He was charged in the ax murder of two homeless men under a bridge, but the charges were dropped due to lack of evidence.
In July of 1994, he met Magaziner at a bar and lured her back to his home, a small trailer on an isolated pallet company storage lot in Baltimore.
Metheny worked at the the pallet company on a dead end road and had the keys to the gates.
He later told police that he had sex with her, and then strangled her with an extension cord and buried her in a shallow grave on the lot.
Her beheaded remains were found several years later on the property.
When investigators asked why he did it, Metheny responded: "Sense of power. I don't know. Vulnerable. I dreaded, just - I got a very - got a rush out of it, got a high out of it. Call it what you want. I had no real excuse why other than I like to do it. (Pause). I don't know how to describe it."

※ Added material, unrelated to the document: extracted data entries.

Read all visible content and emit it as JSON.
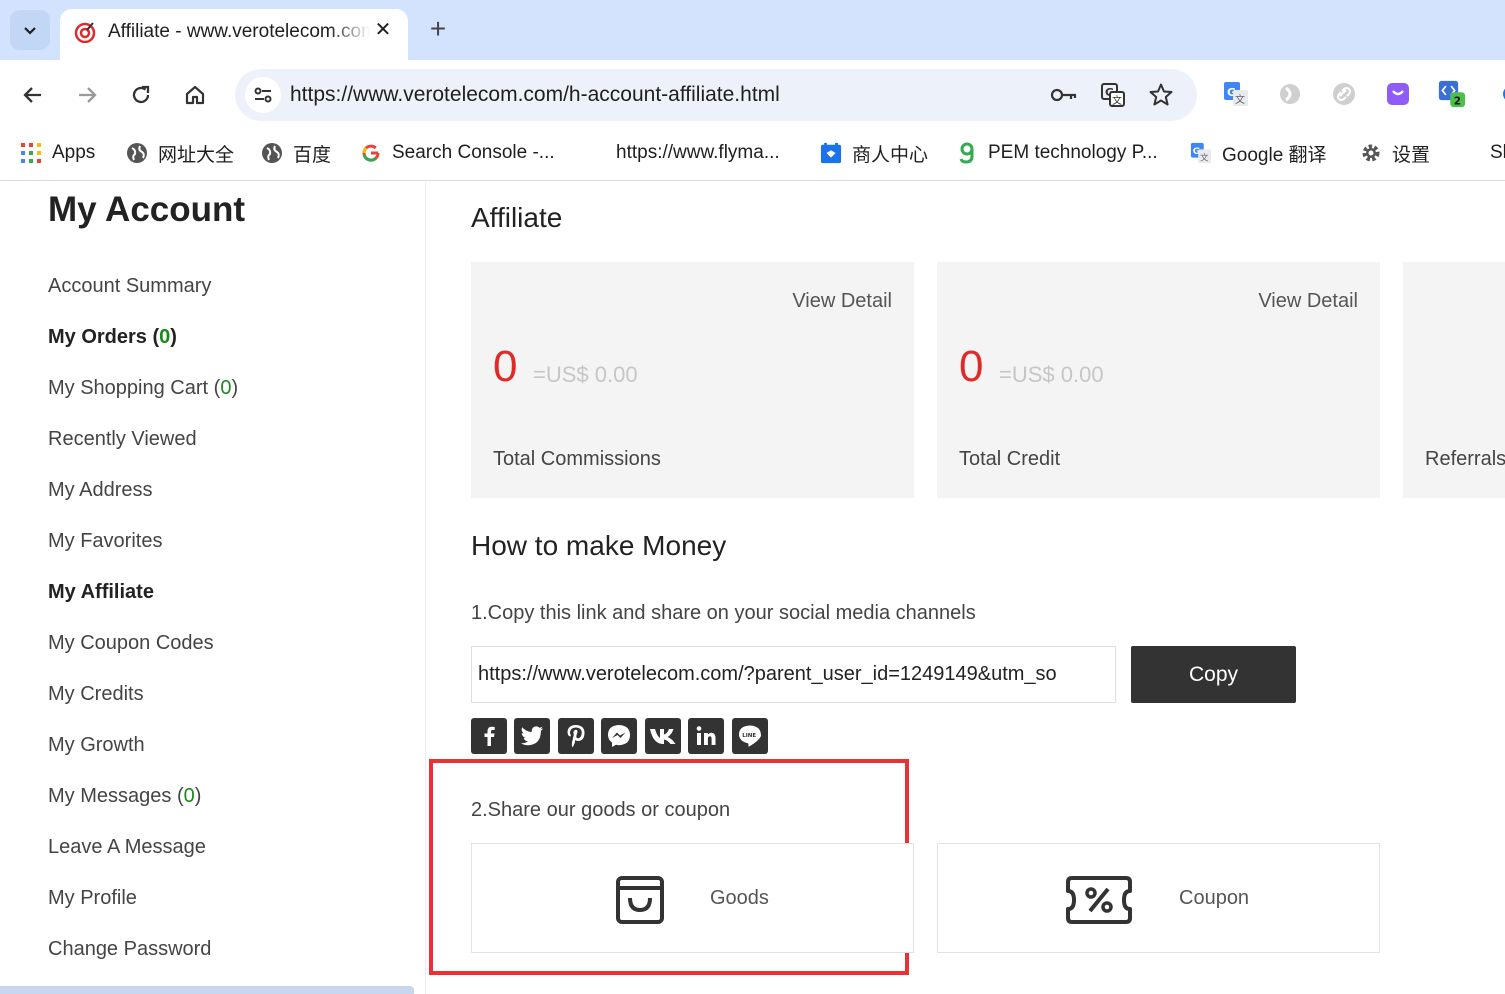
{
  "browser": {
    "tab_title": "Affiliate - www.verotelecom.com",
    "url": "https://www.verotelecom.com/h-account-affiliate.html",
    "extension_badge": "2",
    "bookmarks": [
      {
        "label": "Apps",
        "icon": "apps-grid-icon"
      },
      {
        "label": "网址大全",
        "icon": "globe-icon"
      },
      {
        "label": "百度",
        "icon": "globe-icon"
      },
      {
        "label": "Search Console -...",
        "icon": "google-icon"
      },
      {
        "label": "https://www.flyma...",
        "icon": "none"
      },
      {
        "label": "商人中心",
        "icon": "merchant-icon"
      },
      {
        "label": "PEM technology P...",
        "icon": "g-icon"
      },
      {
        "label": "Google 翻译",
        "icon": "translate-icon"
      },
      {
        "label": "设置",
        "icon": "gear-icon"
      },
      {
        "label": "Sl",
        "icon": "none"
      }
    ]
  },
  "sidebar": {
    "title": "My Account",
    "items": [
      {
        "label": "Account Summary"
      },
      {
        "label": "My Orders ",
        "count": "0",
        "bold": true
      },
      {
        "label": "My Shopping Cart ",
        "count": "0"
      },
      {
        "label": "Recently Viewed"
      },
      {
        "label": "My Address"
      },
      {
        "label": "My Favorites"
      },
      {
        "label": "My Affiliate",
        "bold": true
      },
      {
        "label": "My Coupon Codes"
      },
      {
        "label": "My Credits"
      },
      {
        "label": "My Growth"
      },
      {
        "label": "My Messages ",
        "count": "0"
      },
      {
        "label": "Leave A Message"
      },
      {
        "label": "My Profile"
      },
      {
        "label": "Change Password"
      }
    ]
  },
  "main": {
    "title": "Affiliate",
    "cards": [
      {
        "link": "View Detail",
        "value": "0",
        "money": "=US$ 0.00",
        "label": "Total Commissions"
      },
      {
        "link": "View Detail",
        "value": "0",
        "money": "=US$ 0.00",
        "label": "Total Credit"
      },
      {
        "label": "Referrals"
      }
    ],
    "how_title": "How to make Money",
    "step1": "1.Copy this link and share on your social media channels",
    "share_link": "https://www.verotelecom.com/?parent_user_id=1249149&utm_so",
    "copy_label": "Copy",
    "social": [
      "facebook",
      "twitter",
      "pinterest",
      "messenger",
      "vk",
      "linkedin",
      "line"
    ],
    "step2": "2.Share our goods or coupon",
    "goods_label": "Goods",
    "coupon_label": "Coupon"
  },
  "colors": {
    "accent_red": "#e02a2a",
    "highlight": "#ec3035",
    "button_dark": "#333333",
    "count_green": "#1a8a1a"
  }
}
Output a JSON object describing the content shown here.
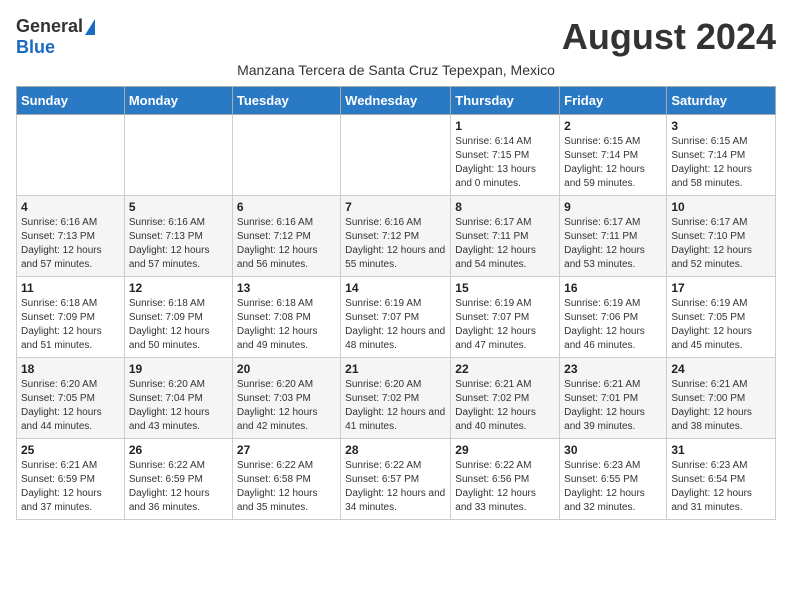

Though it was never proven in court, Metheny said in a jailhouse confession that he butchered the bodies of Magaziner and Spicer and sold the meat in a roadside stand, calling it his 'special meat'.
"I had real roast beef and pork sandwiches and why not they were very good," he wrote. "The human body tastes was very similar to pork. If you mix it together no one can tell the difference."
After he pleaded guilty to murdering Spicer and Magaziner, Metheny begged a jury for the death penalty.
"The words `I'm sorry' will never come out, for they would be a lie,' he said in court.
'I am more than willing to give up my life for what I have done, to have God judge me and send [me] to hell for eternity."
The twisted killer concluded his jailhouse confession with a warning for hungry travelers on unfamiliar roads.
"So the next time you're riding down the road and you happen to see an open pit beef stand that you've never seen before, make sure you think about this story before you take a bite of that sandwich," he wrote.
"Sometimes you never know who you may be eating. Ha! Ha!"